Mayor Maybury appreciated history, especially Detroit’s history and the city’s place in history. He presided over Detroit’s Bi-Centennial in July 1901 and in preparation for the celebration he asked residents to write letters, to be locked into a time-capsule “for those whose good fortune it will be to live in Detroit at the opening of the 21st Century.” During the celebration, which lasted several days, Maybury consigned sixty-four letters to a copper box which he then locked in a vault at the city hall. In his own letter, the mayor pondered the technological advances of the next hundred years. “We communicate by telegraph and telephone over distances that at the opening of the nineteenth century were insurmountable. We travel at a rate not dreamed of then…by railroad and steam power from Detroit to Chicago in less than eight hours. How much faster are you traveling? How much farther have you annihilated time and space, what agencies are you employing to which we are strangers?” If only he knew.

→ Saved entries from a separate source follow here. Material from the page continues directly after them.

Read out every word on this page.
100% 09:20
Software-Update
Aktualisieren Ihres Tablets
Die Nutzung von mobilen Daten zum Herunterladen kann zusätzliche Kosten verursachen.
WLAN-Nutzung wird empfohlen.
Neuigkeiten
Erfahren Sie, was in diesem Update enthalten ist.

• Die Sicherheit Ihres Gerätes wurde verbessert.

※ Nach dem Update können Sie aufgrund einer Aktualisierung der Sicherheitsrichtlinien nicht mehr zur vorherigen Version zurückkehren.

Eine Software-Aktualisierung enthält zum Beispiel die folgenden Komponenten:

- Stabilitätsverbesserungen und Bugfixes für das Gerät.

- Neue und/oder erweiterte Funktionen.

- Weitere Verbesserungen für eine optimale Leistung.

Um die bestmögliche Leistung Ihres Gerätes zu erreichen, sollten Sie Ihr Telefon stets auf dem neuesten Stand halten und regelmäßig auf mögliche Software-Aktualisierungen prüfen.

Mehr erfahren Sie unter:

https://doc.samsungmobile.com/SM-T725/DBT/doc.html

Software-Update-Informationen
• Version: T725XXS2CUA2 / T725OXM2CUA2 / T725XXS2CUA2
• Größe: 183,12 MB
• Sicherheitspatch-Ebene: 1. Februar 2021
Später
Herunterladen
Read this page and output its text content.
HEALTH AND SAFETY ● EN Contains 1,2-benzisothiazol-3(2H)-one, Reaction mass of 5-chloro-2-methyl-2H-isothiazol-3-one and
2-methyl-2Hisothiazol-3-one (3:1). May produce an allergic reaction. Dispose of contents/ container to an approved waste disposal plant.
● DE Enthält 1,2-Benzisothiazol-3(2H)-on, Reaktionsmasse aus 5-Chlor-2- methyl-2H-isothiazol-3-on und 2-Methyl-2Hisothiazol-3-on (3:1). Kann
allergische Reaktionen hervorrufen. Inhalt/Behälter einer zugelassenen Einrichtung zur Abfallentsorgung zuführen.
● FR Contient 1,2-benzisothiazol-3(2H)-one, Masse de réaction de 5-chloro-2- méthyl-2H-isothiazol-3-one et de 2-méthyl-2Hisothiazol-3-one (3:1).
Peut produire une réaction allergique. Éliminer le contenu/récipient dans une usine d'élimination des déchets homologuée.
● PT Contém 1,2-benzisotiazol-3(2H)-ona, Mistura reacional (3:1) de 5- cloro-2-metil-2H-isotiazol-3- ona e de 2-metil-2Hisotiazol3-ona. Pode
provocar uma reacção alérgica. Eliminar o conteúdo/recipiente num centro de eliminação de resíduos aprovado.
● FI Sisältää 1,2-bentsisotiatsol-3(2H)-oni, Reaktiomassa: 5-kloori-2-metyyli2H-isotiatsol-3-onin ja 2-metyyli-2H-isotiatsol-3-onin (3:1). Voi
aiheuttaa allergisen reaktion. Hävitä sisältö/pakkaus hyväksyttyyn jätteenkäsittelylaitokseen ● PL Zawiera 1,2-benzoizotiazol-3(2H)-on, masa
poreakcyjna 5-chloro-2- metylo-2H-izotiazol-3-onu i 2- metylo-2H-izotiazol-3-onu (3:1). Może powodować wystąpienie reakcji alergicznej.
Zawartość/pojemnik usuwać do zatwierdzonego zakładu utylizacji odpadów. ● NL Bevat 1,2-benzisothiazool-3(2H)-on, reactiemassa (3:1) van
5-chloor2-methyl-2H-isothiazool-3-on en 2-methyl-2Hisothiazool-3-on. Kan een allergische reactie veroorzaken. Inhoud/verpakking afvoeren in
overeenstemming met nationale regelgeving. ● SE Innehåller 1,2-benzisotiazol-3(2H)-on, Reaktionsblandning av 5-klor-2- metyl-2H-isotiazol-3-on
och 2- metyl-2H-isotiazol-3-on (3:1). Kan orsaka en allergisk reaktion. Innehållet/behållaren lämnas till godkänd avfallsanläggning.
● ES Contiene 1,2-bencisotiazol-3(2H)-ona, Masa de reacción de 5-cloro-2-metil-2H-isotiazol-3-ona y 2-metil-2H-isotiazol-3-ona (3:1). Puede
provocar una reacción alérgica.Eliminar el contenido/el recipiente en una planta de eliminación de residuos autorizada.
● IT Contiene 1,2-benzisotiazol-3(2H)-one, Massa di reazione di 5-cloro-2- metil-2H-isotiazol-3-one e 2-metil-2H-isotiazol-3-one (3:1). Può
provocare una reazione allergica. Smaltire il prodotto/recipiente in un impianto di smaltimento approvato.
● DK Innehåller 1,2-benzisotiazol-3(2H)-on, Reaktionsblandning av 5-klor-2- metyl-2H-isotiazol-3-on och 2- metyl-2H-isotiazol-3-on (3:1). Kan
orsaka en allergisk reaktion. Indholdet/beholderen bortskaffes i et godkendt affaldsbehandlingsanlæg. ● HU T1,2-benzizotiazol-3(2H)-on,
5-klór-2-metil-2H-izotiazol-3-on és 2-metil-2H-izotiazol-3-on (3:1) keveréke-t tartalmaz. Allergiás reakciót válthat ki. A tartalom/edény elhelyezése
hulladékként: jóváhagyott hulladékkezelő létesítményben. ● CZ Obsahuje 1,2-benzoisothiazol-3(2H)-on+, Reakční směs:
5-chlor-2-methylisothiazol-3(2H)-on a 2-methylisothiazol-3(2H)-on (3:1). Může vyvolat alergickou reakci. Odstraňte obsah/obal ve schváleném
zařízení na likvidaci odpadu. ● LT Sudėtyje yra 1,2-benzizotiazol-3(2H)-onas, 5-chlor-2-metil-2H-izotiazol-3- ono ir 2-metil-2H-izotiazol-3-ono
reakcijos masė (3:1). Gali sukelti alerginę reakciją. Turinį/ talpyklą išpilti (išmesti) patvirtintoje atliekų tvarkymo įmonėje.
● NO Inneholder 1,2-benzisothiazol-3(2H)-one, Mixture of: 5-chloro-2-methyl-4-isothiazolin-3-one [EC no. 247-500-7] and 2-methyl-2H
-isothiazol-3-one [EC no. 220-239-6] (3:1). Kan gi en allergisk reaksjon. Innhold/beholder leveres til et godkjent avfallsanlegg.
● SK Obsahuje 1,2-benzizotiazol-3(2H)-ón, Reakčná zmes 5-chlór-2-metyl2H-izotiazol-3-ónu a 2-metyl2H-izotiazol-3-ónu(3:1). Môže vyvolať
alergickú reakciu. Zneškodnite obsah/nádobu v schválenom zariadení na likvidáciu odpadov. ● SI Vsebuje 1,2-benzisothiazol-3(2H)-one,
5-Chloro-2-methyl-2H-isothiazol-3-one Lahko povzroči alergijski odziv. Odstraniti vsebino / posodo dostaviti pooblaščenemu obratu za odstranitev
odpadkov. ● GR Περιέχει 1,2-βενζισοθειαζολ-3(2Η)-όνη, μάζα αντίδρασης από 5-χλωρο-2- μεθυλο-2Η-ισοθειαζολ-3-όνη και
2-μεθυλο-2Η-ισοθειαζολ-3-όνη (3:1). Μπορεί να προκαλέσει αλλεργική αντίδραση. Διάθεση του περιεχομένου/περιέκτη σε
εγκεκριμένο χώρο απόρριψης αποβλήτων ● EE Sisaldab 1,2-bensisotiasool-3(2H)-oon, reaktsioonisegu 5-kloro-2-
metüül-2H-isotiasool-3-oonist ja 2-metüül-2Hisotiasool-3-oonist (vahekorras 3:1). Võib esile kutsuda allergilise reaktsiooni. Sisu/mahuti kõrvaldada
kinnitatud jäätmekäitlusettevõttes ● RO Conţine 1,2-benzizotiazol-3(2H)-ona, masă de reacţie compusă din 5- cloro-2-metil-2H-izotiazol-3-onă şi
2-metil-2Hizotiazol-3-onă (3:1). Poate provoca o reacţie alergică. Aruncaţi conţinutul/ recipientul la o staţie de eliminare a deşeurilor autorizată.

About one-hundred and fifty veterans of the Civil War marched in one of several parades during the multi-day celebration. One of the dignitaries for the celebration was Michigan’s governor, Aaron Bliss, who had served in the 10th New York Cavalry during the war.
As the last veterans passed away, and usage dropped, the GAR Hall was deeded to the city. In time the owners abandoned the building, allowing it to stand vacant for three decades. In 2011, “Mindfield, a small advertising and marketing firm,” purchased and renovated the Richardsonian Romanesque structure.” The venerable old hall now looks brand new, and hosts two restaurants, office space and, as my brother reminded me, the ghosts and echoes of thousands of aging Civil War veterans, discussing, debating and arguing over the real history of the Civil War.